This thesis investigates the design of a vision system for the “Guroo” a robot humanoid soccer player for use in object detection. The aim was to create a vision system that was able to view and track objects in the three dimensional world. Vision hardware is presented for the CMOS Digital Camera and Interface software for a field programmable gate array included on the main vision board. The design and implementation of an aesthetically pleasing head is also presented.
The objective of this thesis is to design a vision system for a humanoid robot so as to allow the robot to view a soccer ball in order to be involved in the RoboCup soccer tournament. This is only the beginning, vision systems of this design will allow humanoid robots to interact in increasingly complex situations with humans and the outside world.
The project has moved on from the development of the design of the original vision system for the “Viperoo” robot soccer team to designing a new system for the use in the Guroo project and the upgrade for the Viperoos small soccer league.
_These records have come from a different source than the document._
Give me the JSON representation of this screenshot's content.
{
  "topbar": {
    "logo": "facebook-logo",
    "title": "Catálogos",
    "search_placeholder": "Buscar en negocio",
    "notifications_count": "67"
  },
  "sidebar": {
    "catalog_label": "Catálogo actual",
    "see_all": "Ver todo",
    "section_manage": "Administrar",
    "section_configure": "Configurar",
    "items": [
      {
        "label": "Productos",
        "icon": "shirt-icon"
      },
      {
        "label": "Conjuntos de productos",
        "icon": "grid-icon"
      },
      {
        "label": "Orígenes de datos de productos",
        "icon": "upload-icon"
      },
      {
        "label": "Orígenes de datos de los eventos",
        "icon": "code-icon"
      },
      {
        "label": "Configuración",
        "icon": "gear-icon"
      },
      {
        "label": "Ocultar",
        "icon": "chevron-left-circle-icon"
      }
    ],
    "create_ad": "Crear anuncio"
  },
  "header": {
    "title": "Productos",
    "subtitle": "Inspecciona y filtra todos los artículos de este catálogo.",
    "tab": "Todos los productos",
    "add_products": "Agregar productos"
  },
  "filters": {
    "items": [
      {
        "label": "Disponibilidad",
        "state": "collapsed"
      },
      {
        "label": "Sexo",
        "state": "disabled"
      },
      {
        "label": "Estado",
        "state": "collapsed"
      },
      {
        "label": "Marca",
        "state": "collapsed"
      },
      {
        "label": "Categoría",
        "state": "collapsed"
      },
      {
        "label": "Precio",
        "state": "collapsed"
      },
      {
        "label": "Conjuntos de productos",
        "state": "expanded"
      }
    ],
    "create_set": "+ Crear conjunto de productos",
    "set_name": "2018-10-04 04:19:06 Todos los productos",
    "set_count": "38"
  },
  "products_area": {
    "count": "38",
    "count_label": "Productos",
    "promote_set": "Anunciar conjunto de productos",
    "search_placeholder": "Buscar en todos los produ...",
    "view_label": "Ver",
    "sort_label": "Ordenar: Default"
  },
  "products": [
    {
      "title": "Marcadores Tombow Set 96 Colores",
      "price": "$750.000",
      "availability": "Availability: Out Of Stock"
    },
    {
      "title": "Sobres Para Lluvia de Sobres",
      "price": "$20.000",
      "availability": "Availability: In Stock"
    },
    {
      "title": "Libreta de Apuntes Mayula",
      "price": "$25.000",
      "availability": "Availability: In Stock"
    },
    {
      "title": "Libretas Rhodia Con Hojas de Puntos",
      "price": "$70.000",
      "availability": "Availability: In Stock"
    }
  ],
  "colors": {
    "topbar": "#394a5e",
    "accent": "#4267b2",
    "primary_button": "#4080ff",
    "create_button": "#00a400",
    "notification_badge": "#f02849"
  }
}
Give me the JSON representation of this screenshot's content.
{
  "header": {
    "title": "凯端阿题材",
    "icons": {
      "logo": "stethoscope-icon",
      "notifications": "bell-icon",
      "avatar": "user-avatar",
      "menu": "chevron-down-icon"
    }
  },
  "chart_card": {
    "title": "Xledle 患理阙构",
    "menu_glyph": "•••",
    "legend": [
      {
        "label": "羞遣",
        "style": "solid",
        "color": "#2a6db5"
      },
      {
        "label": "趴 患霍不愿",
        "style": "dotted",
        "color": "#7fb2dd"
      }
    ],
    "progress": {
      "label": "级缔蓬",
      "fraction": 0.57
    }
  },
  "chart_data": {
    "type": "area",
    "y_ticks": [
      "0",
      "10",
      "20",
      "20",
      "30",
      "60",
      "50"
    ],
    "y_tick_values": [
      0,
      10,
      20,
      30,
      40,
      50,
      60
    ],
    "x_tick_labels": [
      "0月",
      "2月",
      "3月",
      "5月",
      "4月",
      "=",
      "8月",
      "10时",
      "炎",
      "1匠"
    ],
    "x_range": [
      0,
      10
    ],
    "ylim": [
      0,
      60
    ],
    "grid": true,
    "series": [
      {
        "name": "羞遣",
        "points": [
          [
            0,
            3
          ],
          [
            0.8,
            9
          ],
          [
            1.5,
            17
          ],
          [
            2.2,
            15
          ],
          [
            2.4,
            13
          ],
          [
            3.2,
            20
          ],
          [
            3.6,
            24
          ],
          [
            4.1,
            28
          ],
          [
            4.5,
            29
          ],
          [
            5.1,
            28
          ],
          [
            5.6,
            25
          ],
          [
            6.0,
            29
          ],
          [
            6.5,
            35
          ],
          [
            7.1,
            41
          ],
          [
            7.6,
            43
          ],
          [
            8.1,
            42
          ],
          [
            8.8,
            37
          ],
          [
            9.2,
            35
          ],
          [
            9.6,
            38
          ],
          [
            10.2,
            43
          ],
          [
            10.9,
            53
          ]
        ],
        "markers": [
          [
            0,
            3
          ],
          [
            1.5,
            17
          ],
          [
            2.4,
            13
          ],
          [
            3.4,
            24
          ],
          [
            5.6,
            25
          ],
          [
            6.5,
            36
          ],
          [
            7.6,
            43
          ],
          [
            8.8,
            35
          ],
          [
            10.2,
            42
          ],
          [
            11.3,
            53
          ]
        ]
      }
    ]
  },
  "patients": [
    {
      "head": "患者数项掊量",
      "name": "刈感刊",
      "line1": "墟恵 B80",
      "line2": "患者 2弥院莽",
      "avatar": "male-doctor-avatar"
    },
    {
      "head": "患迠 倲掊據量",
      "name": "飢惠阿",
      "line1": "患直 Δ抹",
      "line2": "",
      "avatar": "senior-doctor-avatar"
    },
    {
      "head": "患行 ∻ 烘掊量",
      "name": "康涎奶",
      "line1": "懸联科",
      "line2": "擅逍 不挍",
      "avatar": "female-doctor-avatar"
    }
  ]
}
The major achievements in the redesign of the vision system are the use of the OV7620 CMOS digital camera chip which has trebled the frame rate of the digital camera used and the implementation of a dual port ram system for the field programmable gate array. These combine with the developments in the vision board to produce an improved local vision system. The result of this development was a camera that passed data from the three dimensional world surrounding it to the main vision board.
Future work on the design of a vision system will involve optimising the vision code and low level hardware code. Future students could also port areas of the object detection code to the field programmable gate array as another area of vision development.